Le ministère de la Culture précise que cette loi concernera les objets « originaires d’États qui ont été privés de ces biens en raison d’une appropriation illicite » entre 1815 et 1972. Sont également inclus les artefacts acquis par « vol, pillage, cession ou donation obtenue sous la contrainte ou la violence, ou par des personnes dépourvues de droit ».
D’après le très sérieux journal Le Monde, cette proposition législative constitue la troisième et dernière étape des efforts entrepris pour accélérer le retrait et la restitution des œuvres présentes dans les collections nationales françaises. En 2023, deux autres lois avaient déjà été adoptées : l’une portant sur la restitution des biens spoliés par les nazis, l’autre sur le retour des restes humains.
Un progrès timide mais constant
À travers l’Europe, plusieurs gouvernements et musées ont multiplié les initiatives pour rapatrier ces objets dérobés. Malgré des avancées notables, le chemin vers une restitution complète reste long. Parmi les pays ayant fait des progrès, on retrouve notamment les Pays-Bas et l’Allemagne. Le Royaume-Uni, quant à lui, reste au cœur d’une controverse médiatique avec des revendications sensibles comme celles concernant les Marbres du Parthénon ou le diamant Koh-i-Noor.
La France est particulièrement freinée par sa législation, qui exige un vote individuel pour chaque objet susceptible d’être restitué.
En 2021, la France a néanmoins rendu à Bénin 26 objets royaux, dont un trône, provenant de la collection du musée du Quai Branly-Jacques Chirac à Paris. Ce musée abrite la majeure partie des 90 000 œuvres africaines estimées dans les musées français, selon un rapport commandé par le président Emmanuel Macron en 2018. Plus récemment, un « tambour parlant » confisqué en 1916 à la tribu Ebrie par les troupes coloniales a été restitué à la Côte d’Ivoire au début de cette année, rappelle Le Monde.
Points à retenir
- Le projet de loi français veut simplifier la restitution des œuvres volées lors de la colonisation, en évitant les lourdeurs administratives actuelles.
- Il cible spécialement les objets spoliés entre 1815 et 1972, une période qui rappelle que les comptes ne sont pas prêts d’être soldés.
- La loi complète une série d’autres textes dédiés à la restitution, notamment ceux concernant les spoliations nazies et les restes humains.
- En Europe, les débats sur la restitution culturelle restent un sujet délicat, avec des pays qui avancent plus vite que d’autres, sans que personne ne gagne vraiment la course à l’éthique.

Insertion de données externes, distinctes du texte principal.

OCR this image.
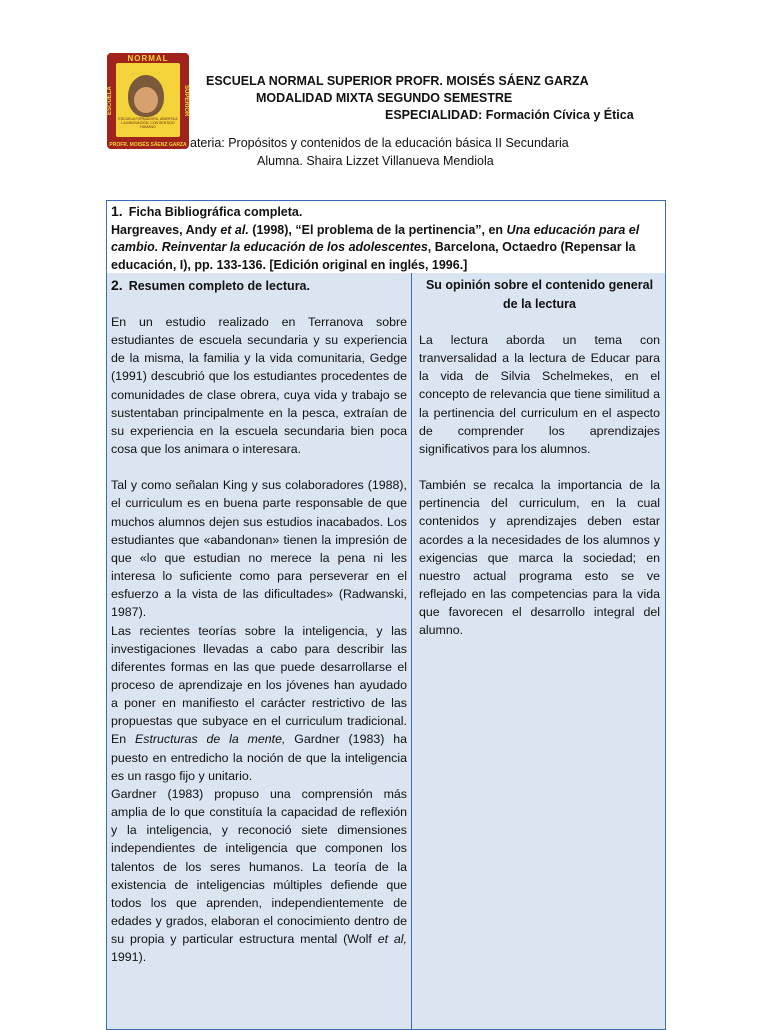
NORMAL
ESCUELA	SUPERIOR
ESCUELA FORMADORA, ABIERTA A LA INNOVACIÓN, CON SENTIDO HUMANO
PROFR. MOISÉS SÁENZ GARZA
ESCUELA NORMAL SUPERIOR PROFR. MOISÉS SÁENZ GARZA
MODALIDAD MIXTA SEGUNDO SEMESTRE
ESPECIALIDAD: Formación Cívica y Ética
ateria: Propósitos y contenidos de la educación básica II Secundaria
Alumna. Shaira Lizzet Villanueva Mendiola
1. Ficha Bibliográfica completa.
Hargreaves, Andy et al. (1998), “El problema de la pertinencia”, en Una educación para el cambio. Reinventar la educación de los adolescentes, Barcelona, Octaedro (Repensar la educación, I), pp. 133-136. [Edición original en inglés, 1996.]
2. Resumen completo de lectura.

En un estudio realizado en Terranova sobre estudiantes de escuela secundaria y su experiencia de la misma, la familia y la vida comunitaria, Gedge (1991) descubrió que los estudiantes procedentes de comunidades de clase obrera, cuya vida y trabajo se sustentaban principalmente en la pesca, extraían de su experiencia en la escuela secundaria bien poca cosa que los animara o interesara.

Tal y como señalan King y sus colaboradores (1988), el curriculum es en buena parte responsable de que muchos alumnos dejen sus estudios inacabados. Los estudiantes que «abandonan» tienen la impresión de que «lo que estudian no merece la pena ni les interesa lo suficiente como para perseverar en el esfuerzo a la vista de las dificultades» (Radwanski, 1987).

Las recientes teorías sobre la inteligencia, y las investigaciones llevadas a cabo para describir las diferentes formas en las que puede desarrollarse el proceso de aprendizaje en los jóvenes han ayudado a poner en manifiesto el carácter restrictivo de las propuestas que subyace en el curriculum tradicional. En Estructuras de la mente, Gardner (1983) ha puesto en entredicho la noción de que la inteligencia es un rasgo fijo y unitario.

Gardner (1983) propuso una comprensión más amplia de lo que constituía la capacidad de reflexión y la inteligencia, y reconoció siete dimensiones independientes de inteligencia que componen los talentos de los seres humanos. La teoría de la existencia de inteligencias múltiples defiende que todos los que aprenden, independientemente de edades y grados, elaboran el conocimiento dentro de su propia y particular estructura mental (Wolf et al, 1991).

Su opinión sobre el contenido general de la lectura

La lectura aborda un tema con tranversalidad a la lectura de Educar para la vida de Silvia Schelmekes, en el concepto de relevancia que tiene similitud a la pertinencia del curriculum en el aspecto de comprender los aprendizajes significativos para los alumnos.

También se recalca la importancia de la pertinencia del curriculum, en la cual contenidos y aprendizajes deben estar acordes a la necesidades de los alumnos y exigencias que marca la sociedad; en nuestro actual programa esto se ve reflejado en las competencias para la vida que favorecen el desarrollo integral del alumno.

- La France, avec son système actuel, rappelle parfois un club très fermé où chaque objet fait l’objet d’un vote comme s’il s’agissait d’une pièce rare de poker.
- Malgré tout, la restitution de trésors culturels, comme ceux faits à Bénin ou à la Côte d’Ivoire, montre que les garde-fous bougent, même s’ils rouillent un peu.

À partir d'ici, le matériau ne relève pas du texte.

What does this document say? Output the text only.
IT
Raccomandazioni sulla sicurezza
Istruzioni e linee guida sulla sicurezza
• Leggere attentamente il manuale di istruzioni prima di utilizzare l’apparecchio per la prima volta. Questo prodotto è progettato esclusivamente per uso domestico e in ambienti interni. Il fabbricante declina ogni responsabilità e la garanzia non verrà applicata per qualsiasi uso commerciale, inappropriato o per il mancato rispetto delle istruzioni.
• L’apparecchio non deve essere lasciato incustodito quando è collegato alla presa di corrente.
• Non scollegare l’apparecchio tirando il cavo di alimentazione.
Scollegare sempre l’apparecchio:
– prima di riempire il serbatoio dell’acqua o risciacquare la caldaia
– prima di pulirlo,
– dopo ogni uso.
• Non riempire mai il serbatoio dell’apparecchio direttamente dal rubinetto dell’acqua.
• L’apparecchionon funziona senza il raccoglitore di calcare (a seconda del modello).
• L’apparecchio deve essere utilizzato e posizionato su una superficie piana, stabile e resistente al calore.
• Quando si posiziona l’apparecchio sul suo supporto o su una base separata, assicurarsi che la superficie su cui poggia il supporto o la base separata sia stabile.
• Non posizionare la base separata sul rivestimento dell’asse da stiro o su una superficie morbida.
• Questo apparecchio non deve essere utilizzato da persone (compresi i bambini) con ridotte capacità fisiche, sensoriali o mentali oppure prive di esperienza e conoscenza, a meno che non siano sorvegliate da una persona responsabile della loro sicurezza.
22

Au final, on pourrait se demander si cette loi permettra de changer le rythme de restitution : est-ce un pas de géant ou une danse timide ? Au rythme où vont les débats et les votes, il faudra peut-être une ou deux générations supplémentaires pour revoir la plupart de ces œuvres chez elles. En attendant, on peut toujours se consoler en se disant que le musée national français s’est enfin décidé à lâcher du lest. Mais entre nous, qui n’a pas déjà entendu cette promesse dans une autre vie ?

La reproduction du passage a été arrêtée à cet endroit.